Pourtant, de ce point de vue la tendance paraît bien inverse : contrats collectifs obligatoires dans les entreprises, logique du 100% santé et CMU-C ne semblent pas plaider pour l’idée qu’une complémentaire santé soit un luxe ou que sa contractualisation ne soit pas recommandée. On ne peut donc pas avancer l’idée que c’est une logique de « ticket modérateur » dissuasif pour éviter l’aléa moral envers l’assurance maladie.
En définitive, et cela a maintes fois été souligné et dénoncé par la Mutualité Française notamment, ce dispositif fiscal manque cruellement de cohérence et de lisibilité . Injuste , il finit néanmoins par frapper presque tout le monde, et ce d’autant plus que l’on veut mieux couvrir, par mutualisation, son reste à charge, lequel peut rester très élevé pour ce qui constitue de vrais risques [Bazzocchi, 2018].
L’encadrement des contrats
Les contrats sont encadrés avec notamment la définition de :
– « contrats responsables » : il doivent respecter un cahier des charges (planchers et plafonds de prise en charge, selon les postes de dépenses). Ils doivent également encourager les assurés à consulter leur médecin traitant avant tout spécialiste ; la TSA est majorée s’ils ne respectent pas ces conditions ;
– « contratssolidaires » : pas de sélection médicale et pas de majoration en fonction de l’état de santé.
Par ailleurs le gouvernement semble tenté d’imposer des « contrat-types », ce qui supprimerait la possibilité de définir les garanties librement et démocratiquement au sein des mutuelles. [Jacoud, Payen, 2019] ou [Beaudet, Pierron, 2019, p. 89] évoquent ce projet qui conduirait à la standardisation de l’offre. L’innovation et la différenciation en matière de contrats de complémentaire santé apparaissent ainsi de plus en plus difficiles pour ne pas dire quasiment impossibles.
Le « 100% santé »
Le gouvernement a mis en place une politique visant à obtenir un reste à charge nul sur certains postes de soins (optique, dentaire, audioprothèse) pour éviter le renoncement aux soins. Elle a nécessité de définir des paniers de soins « 100% santé » dans les trois domaines avec l’objectif d’une bonne qualité et de prix maîtrisés. Le gouvernement a souhaité obtenir par la négociation la mise en place d’une logique de cofinancement entre l’assurance maladie et les complémentaires santé, tout en exigeant de ces dernières que les tarifs n’augmentent pas.
La résiliation infra annuelle
La négociation difficile sur le 100% santé à peine conclue, dans un contexte où le gouvernement souhaitait aussi la maîtrise des cotisations des complémentaires, celui-ci fait voter une loi déstabilisant la gestion des contrats.
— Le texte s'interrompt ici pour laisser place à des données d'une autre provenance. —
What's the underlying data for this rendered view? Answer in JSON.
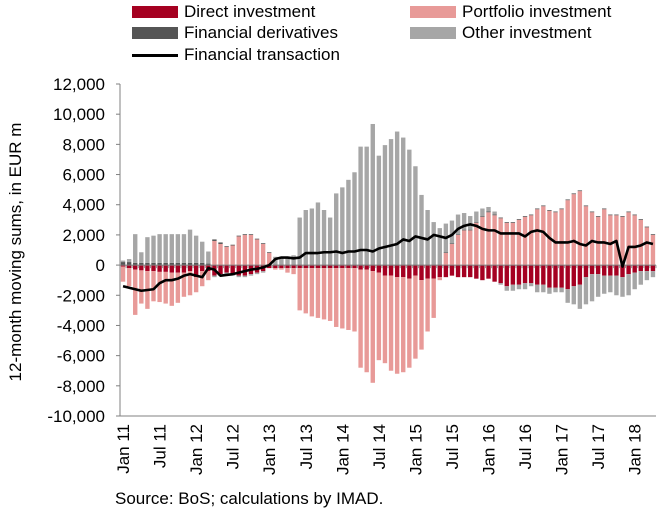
{
  "chart_data": {
    "type": "bar",
    "ylabel": "12-month moving sums, in EUR m",
    "ylim": [
      -10000,
      12000
    ],
    "yticks": [
      -10000,
      -8000,
      -6000,
      -4000,
      -2000,
      0,
      2000,
      4000,
      6000,
      8000,
      10000,
      12000
    ],
    "ytick_labels": [
      "-10,000",
      "-8,000",
      "-6,000",
      "-4,000",
      "-2,000",
      "0",
      "2,000",
      "4,000",
      "6,000",
      "8,000",
      "10,000",
      "12,000"
    ],
    "x_tick_labels": [
      "Jan 11",
      "Jul 11",
      "Jan 12",
      "Jul 12",
      "Jan 13",
      "Jul 13",
      "Jan 14",
      "Jul 14",
      "Jan 15",
      "Jul 15",
      "Jan 16",
      "Jul 16",
      "Jan 17",
      "Jul 17",
      "Jan 18"
    ],
    "x_start": "2011-01",
    "grid": false,
    "legend_position": "top",
    "series": [
      {
        "name": "Direct investment",
        "kind": "bar",
        "color": "#a50021",
        "values": [
          -100,
          -200,
          -300,
          -350,
          -400,
          -400,
          -450,
          -450,
          -500,
          -500,
          -500,
          -400,
          -800,
          -400,
          -400,
          -700,
          -600,
          -500,
          -600,
          -700,
          -700,
          -600,
          -500,
          -400,
          -200,
          -200,
          -200,
          -200,
          -200,
          -200,
          -200,
          -200,
          -200,
          -200,
          -200,
          -200,
          -200,
          -200,
          -200,
          -300,
          -300,
          -400,
          -500,
          -700,
          -700,
          -800,
          -800,
          -900,
          -700,
          -1000,
          -900,
          -900,
          -800,
          -800,
          -700,
          -800,
          -800,
          -800,
          -900,
          -1000,
          -900,
          -1100,
          -1200,
          -1400,
          -1300,
          -1300,
          -1200,
          -1200,
          -1300,
          -1300,
          -1500,
          -1500,
          -1500,
          -1600,
          -1400,
          -1300,
          -800,
          -600,
          -600,
          -700,
          -700,
          -700,
          -800,
          -600,
          -500,
          -400,
          -400,
          -400
        ]
      },
      {
        "name": "Portfolio investment",
        "kind": "bar",
        "color": "#e89a98",
        "values": [
          -1000,
          -1200,
          -3000,
          -2200,
          -2500,
          -2000,
          -2000,
          -2100,
          -2200,
          -2000,
          -1600,
          -1600,
          -1000,
          -1000,
          -600,
          1600,
          1400,
          1200,
          1300,
          1900,
          2000,
          2000,
          1700,
          1400,
          800,
          -100,
          -100,
          -300,
          -400,
          -2800,
          -3000,
          -3200,
          -3300,
          -3400,
          -3500,
          -3900,
          -4000,
          -4100,
          -4200,
          -6500,
          -6800,
          -7400,
          -5800,
          -5800,
          -6300,
          -6400,
          -6300,
          -5900,
          -5500,
          -4600,
          -3500,
          -2600,
          -200,
          800,
          1400,
          2000,
          2300,
          2300,
          2800,
          3200,
          3500,
          3300,
          3100,
          2800,
          2800,
          3000,
          3200,
          3300,
          3700,
          3900,
          3600,
          3500,
          3700,
          4300,
          4700,
          4900,
          3900,
          3500,
          3200,
          3700,
          3300,
          3300,
          3200,
          3500,
          3300,
          3000,
          2500,
          2000
        ]
      },
      {
        "name": "Financial derivatives",
        "kind": "bar",
        "color": "#555555",
        "values": [
          200,
          200,
          150,
          150,
          150,
          150,
          150,
          150,
          150,
          150,
          150,
          150,
          150,
          150,
          100,
          100,
          100,
          50,
          50,
          50,
          50,
          50,
          50,
          50,
          50,
          50,
          50,
          50,
          50,
          50,
          50,
          50,
          50,
          50,
          50,
          50,
          50,
          50,
          50,
          50,
          50,
          50,
          50,
          50,
          50,
          50,
          50,
          50,
          50,
          50,
          50,
          50,
          50,
          50,
          50,
          50,
          50,
          50,
          50,
          50,
          50,
          50,
          50,
          50,
          50,
          50,
          50,
          50,
          50,
          50,
          50,
          50,
          50,
          50,
          50,
          50,
          50,
          50,
          50,
          50,
          50,
          50,
          50,
          50,
          50,
          50,
          50,
          50
        ]
      },
      {
        "name": "Other investment",
        "kind": "bar",
        "color": "#a6a6a6",
        "values": [
          100,
          200,
          1900,
          700,
          1700,
          1800,
          1900,
          1900,
          1900,
          1900,
          1900,
          2200,
          1800,
          1400,
          800,
          -100,
          -100,
          -100,
          -100,
          -100,
          -100,
          -100,
          -100,
          -100,
          0,
          500,
          500,
          500,
          600,
          3100,
          3600,
          3700,
          4100,
          3600,
          3100,
          4700,
          5100,
          5600,
          6100,
          7800,
          7800,
          9300,
          7200,
          7900,
          8300,
          8800,
          8400,
          7600,
          6500,
          4600,
          3600,
          2800,
          2400,
          1900,
          1500,
          1300,
          1100,
          900,
          700,
          500,
          300,
          200,
          -100,
          -300,
          -400,
          -300,
          -400,
          -200,
          -500,
          -500,
          -400,
          -300,
          -300,
          -900,
          -1200,
          -1600,
          -1800,
          -1800,
          -1500,
          -1200,
          -1100,
          -1300,
          -1300,
          -1400,
          -1100,
          -900,
          -600,
          -400
        ]
      },
      {
        "name": "Financial transaction",
        "kind": "line",
        "color": "#000000",
        "values": [
          -1400,
          -1500,
          -1600,
          -1700,
          -1650,
          -1600,
          -1200,
          -1000,
          -1000,
          -900,
          -700,
          -600,
          -700,
          -800,
          -200,
          -300,
          -700,
          -650,
          -600,
          -500,
          -400,
          -300,
          -250,
          -150,
          0,
          400,
          500,
          500,
          450,
          500,
          800,
          800,
          800,
          850,
          850,
          900,
          800,
          900,
          900,
          1000,
          1000,
          900,
          1100,
          1200,
          1300,
          1400,
          1700,
          1600,
          1900,
          1800,
          1700,
          2000,
          1900,
          1800,
          2000,
          2400,
          2600,
          2700,
          2600,
          2400,
          2300,
          2300,
          2100,
          2100,
          2100,
          2100,
          1900,
          2200,
          2300,
          2200,
          1800,
          1500,
          1500,
          1500,
          1600,
          1400,
          1300,
          1600,
          1500,
          1500,
          1400,
          1600,
          -100,
          1200,
          1200,
          1300,
          1500,
          1400
        ]
      }
    ],
    "source": "Source: BoS; calculations by IMAD."
  }
}
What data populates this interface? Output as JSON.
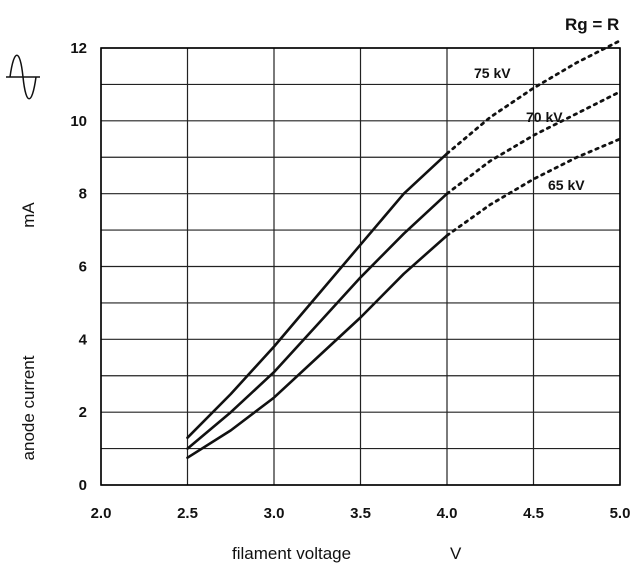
{
  "chart_data": {
    "type": "line",
    "xlabel": "filament voltage",
    "xunit": "V",
    "ylabel": "anode current",
    "yunit": "mA",
    "condition": "Rg = R",
    "xlim": [
      2.0,
      5.0
    ],
    "ylim": [
      0,
      12
    ],
    "x_ticks": [
      "2.0",
      "2.5",
      "3.0",
      "3.5",
      "4.0",
      "4.5",
      "5.0"
    ],
    "y_ticks": [
      "0",
      "2",
      "4",
      "6",
      "8",
      "10",
      "12"
    ],
    "x_grid_step": 0.5,
    "y_grid_step": 1,
    "grid": true,
    "series": [
      {
        "name": "75 kV",
        "measured": {
          "x": [
            2.5,
            2.75,
            3.0,
            3.25,
            3.5,
            3.75,
            4.0
          ],
          "y": [
            1.3,
            2.5,
            3.8,
            5.2,
            6.6,
            8.0,
            9.1
          ]
        },
        "extrapolated": {
          "x": [
            4.0,
            4.25,
            4.5,
            4.75,
            5.0
          ],
          "y": [
            9.1,
            10.1,
            10.9,
            11.6,
            12.2
          ]
        }
      },
      {
        "name": "70 kV",
        "measured": {
          "x": [
            2.5,
            2.75,
            3.0,
            3.25,
            3.5,
            3.75,
            4.0
          ],
          "y": [
            1.0,
            2.0,
            3.1,
            4.4,
            5.7,
            6.9,
            8.0
          ]
        },
        "extrapolated": {
          "x": [
            4.0,
            4.25,
            4.5,
            4.75,
            5.0
          ],
          "y": [
            8.0,
            8.9,
            9.6,
            10.2,
            10.8
          ]
        }
      },
      {
        "name": "65 kV",
        "measured": {
          "x": [
            2.5,
            2.75,
            3.0,
            3.25,
            3.5,
            3.75,
            4.0
          ],
          "y": [
            0.75,
            1.5,
            2.4,
            3.5,
            4.6,
            5.8,
            6.85
          ]
        },
        "extrapolated": {
          "x": [
            4.0,
            4.25,
            4.5,
            4.75,
            5.0
          ],
          "y": [
            6.85,
            7.7,
            8.4,
            9.0,
            9.5
          ]
        }
      }
    ],
    "annotations": [
      {
        "text": "75 kV",
        "series": "75 kV"
      },
      {
        "text": "70 kV",
        "series": "70 kV"
      },
      {
        "text": "65 kV",
        "series": "65 kV"
      }
    ],
    "icon": "ac-sine-wave-icon",
    "colors": {
      "line": "#111111",
      "grid": "#222222",
      "background": "#ffffff"
    }
  }
}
La possibilité va être donnée aux adhérents de résilier les contrats de façon infra-annuelle. Il est anticipé de la part des organismes complémentaires d’assurance maladie (OCAM) que cela pourrait augmenter à nouveau les frais de gestion et compliquer la gestion du tiers payant. Cette réforme a été fortement critiquée par la mutualité française . Le tempo et l’ordre de mise en place de ces deux réformes, 100% santé et résiliation infra annuelle, étonnent. Un accord est d’abord trouvé, puis un élément bouscule les conditions d’exercice des OCAM.
Autres évolutions
Jaouen [2019] évoque aussi l’évolution du risque santé du point de vue des assureurs, avec une tendance à évoluer d’un « risque court » vers un risque plus long. Les raisons avancées sont d’ordre technique (développement de produit assurant des risques propres au vieillissement comme l’assurance dépendance pluriannuelle) mais aussi d’ordre réglementaire (règles relatives à la portabilité des contrats collectifs issues de la loi Evin).